The highest operating margin and reasonable valuation
Compared to LSI and STMicroelectronics N.V. (ADR) (NYSE:STM), Marvell Technology Group Ltd. (NASDAQ:MRVL) is not expensively valued. Marvell, at $12.05 per share, is worth around $6 billion. The market values Marvell at around 9.1 times EV/EBITDA. LSI is trading at $7.10 per share with a total market cap of $3.9 billion. The market values LSI at a similar valuation of 9 times EV/EBITDA.
The biggest customer of LSI is Seagate Technology PLC (NASDAQ:STX), accounting for around 31% of the total revenue in 2012. Recently, LSI announced that it ranked second in the fast growing Enterprise PCIe flash adapter segment in the U.S., with over 40,000 Nytro flash adapter products being shipped in the first year. Gary Smerdon, Senior VP and GM of Accelerated Solutions Division commented: “LSI’s broad portfolio of PCIe flash adapter products allows us to uniquely address customer challenges across a wider range of datacenter workloads than the competition.”

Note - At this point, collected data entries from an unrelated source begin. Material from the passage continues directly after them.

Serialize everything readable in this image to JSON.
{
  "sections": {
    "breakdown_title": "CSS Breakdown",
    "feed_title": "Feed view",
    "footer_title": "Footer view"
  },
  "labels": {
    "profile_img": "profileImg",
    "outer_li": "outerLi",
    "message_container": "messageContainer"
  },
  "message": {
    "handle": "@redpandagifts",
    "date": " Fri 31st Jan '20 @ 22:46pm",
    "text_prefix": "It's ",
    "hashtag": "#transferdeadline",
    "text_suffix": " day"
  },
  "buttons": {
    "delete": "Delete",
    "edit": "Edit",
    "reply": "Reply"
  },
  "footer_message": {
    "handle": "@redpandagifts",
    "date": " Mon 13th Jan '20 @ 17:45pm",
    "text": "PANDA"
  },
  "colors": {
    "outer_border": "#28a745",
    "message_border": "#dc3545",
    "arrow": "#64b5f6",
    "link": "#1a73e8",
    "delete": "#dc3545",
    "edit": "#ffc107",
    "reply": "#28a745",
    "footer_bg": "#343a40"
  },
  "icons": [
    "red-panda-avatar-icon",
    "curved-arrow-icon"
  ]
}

STMicroelectronics is the most expensively valued of the trio. At $9.50 per share, it has a total market cap of around $8.4 billion. The market values the company at as expensive as 18 times EV/EBITDA. The company is in the process of closing its loss-making joint venture with Ericsson. Because of the intense competition from low cost players in Asia and more innovative European players, this joint venture has not generated any annual profits since its inception in 2008.